Jean Ferrat permet d’observer le découplage progressif entre la contestation institutionnelle du système politique et les aspirations sociétales. Alain Souchon, plus désabusé, mesure l’installation de la désespérance politique produite par ce qu’il nomme le « grand machin libéral » et annonce l’émergence d’un autre type de révolte.

Au-delà de ces deux parcours musicaux, la question du découplage progressif entre la contestation politique référencée au PCF, puis au PS, et la manière de vivre le rapport au collectif et à la politique, marquée par l’individualisation croissante et le triomphe du néo-libéralisme, s’exprime dans ces chansons.

I. Le croisement des révoltes

Pour développer cette problématique, les chansons de Ferrat s’imposaient sans doute assez spontanément. Ce dernier est généralement considéré par les commentateurs, comme par les gens du commun, comme un chanteur engagé, mais Souchon n’est pas ressenti comme tel aussi spontanément, même si une chanson comme Foule sentimentale est dans toutes les mémoires. Les rapprocher peut donc permettre un éclairage sur les mutations de l’engagement (et du désengagement) politique depuis les années soixante.

Ferrat n’est pas entré dans la chanson par la chanson engagée mais par ce qu’il appelle la chanson d’expression, musique mise au service d’un texte. Souchon également.

Leur choix de textes est assez convergent pour la thématique : chansons d’amour, d’humour parfois, souci des petites gens, préoccupations sociétales.

1) Ferrat : archétype du chanteur engagé ?

Comme tout artiste important, Ferrat offre une œuvre complexe et un parcours hésitant. À ses débuts, faisant la ronde des cabarets parisiens, il se situe dans le style demandé, alternant chanson à l’humour assez lourd, parfois machiste, et textes sentimentaux. Les musiques sont simples et regardent vers l’avant-guerre : valse-musette, tango.
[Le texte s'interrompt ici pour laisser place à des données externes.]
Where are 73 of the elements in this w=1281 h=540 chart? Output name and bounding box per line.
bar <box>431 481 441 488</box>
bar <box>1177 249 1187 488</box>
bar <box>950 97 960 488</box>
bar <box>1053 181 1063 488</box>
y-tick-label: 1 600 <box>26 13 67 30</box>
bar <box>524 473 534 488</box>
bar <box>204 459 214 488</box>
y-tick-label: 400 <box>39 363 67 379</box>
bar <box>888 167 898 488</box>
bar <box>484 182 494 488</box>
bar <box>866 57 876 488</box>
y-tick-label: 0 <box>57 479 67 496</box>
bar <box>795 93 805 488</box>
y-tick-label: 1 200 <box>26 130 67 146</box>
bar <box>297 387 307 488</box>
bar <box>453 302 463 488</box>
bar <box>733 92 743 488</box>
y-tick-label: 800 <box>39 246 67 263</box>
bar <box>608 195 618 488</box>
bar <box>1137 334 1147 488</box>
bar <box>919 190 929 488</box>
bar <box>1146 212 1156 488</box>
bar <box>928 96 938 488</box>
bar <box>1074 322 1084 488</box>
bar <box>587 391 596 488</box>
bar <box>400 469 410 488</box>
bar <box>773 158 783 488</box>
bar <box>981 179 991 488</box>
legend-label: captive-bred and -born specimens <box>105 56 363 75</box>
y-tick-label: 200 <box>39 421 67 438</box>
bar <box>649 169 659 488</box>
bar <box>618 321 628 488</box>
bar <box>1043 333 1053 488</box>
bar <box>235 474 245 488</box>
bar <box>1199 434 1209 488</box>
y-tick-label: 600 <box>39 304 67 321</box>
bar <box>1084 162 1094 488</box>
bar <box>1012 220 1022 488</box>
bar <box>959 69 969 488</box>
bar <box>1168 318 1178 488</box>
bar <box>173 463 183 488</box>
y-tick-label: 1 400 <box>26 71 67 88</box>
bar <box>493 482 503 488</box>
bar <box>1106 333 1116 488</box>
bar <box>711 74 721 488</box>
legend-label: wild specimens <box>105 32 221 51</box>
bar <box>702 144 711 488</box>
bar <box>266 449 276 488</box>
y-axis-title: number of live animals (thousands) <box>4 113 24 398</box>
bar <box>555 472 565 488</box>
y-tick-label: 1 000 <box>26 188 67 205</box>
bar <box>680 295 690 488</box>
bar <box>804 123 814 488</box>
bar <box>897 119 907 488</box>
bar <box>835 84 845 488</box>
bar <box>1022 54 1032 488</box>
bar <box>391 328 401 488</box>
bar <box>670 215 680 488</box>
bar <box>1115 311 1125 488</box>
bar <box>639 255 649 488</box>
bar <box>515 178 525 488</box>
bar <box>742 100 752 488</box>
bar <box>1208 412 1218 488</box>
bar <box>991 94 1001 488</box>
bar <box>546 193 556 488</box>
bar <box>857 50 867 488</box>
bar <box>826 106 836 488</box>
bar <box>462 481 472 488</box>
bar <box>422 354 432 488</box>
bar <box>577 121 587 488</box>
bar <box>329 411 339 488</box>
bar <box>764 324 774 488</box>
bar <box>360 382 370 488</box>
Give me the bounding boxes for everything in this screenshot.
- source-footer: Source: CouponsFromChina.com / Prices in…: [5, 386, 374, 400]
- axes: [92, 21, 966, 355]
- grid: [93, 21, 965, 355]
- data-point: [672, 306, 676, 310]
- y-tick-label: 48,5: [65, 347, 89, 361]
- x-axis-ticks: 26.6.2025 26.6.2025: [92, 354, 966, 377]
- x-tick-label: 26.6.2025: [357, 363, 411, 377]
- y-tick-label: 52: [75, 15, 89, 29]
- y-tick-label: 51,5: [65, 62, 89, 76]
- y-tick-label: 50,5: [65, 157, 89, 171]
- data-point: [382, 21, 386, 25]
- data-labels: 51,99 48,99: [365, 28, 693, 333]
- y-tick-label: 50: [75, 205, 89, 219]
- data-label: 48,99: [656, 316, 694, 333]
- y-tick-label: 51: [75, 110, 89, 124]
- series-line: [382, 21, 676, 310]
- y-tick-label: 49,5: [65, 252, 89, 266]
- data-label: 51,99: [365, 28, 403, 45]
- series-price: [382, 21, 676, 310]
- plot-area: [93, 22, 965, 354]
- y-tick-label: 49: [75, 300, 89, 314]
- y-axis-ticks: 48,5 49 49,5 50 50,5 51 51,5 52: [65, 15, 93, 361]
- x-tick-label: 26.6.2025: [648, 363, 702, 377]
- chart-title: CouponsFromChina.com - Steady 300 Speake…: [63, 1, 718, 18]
Il tente de vivre d’un métier qu’il apprend, en espérant signer un contrat avec une maison de disque, soit comme compositeur, soit comme chanteur. En passant au disque, Ferrat s’inscrit dans le domaine des variétés encore débutant. Un exemple de ce choix est le succès de l’été 1961 : Deux enfants au soleil. Même si la parolière a enrichi le texte d’allusions à la création du monde, la musique est un slow-rock assez conventionnel calibré pour François Deguelt, qui ne la chante pas. Il est ensuite présélectionné pour l’Eurovision avec Isabelle Aubret [2]. Ce succès commercial lui donne la capacité de proposer des chansons plus ambitieuses, et c’est la surprise de J’entends, j’entends, qui figure sur le même disque. Comment expliquer la présence de ce texte d’Aragon sur ce qui paraît tout d’abord un disque de variétés [3] ? Par plusieurs hypothèses : la nouveauté du format (45 tours à quatre titres) n’a pas encore dégagé une conception claire du marché et la firme Decca est prête à des essais, par ailleurs peu coûteux ; l’indépendance qu’a obtenue Gérard Meys, éditeur et directeur artistique de Ferrat ; peut-être enfin, la capacité du public à s’ouvrir à des chansons de qualité, parce que l’école l’a formé à la poésie.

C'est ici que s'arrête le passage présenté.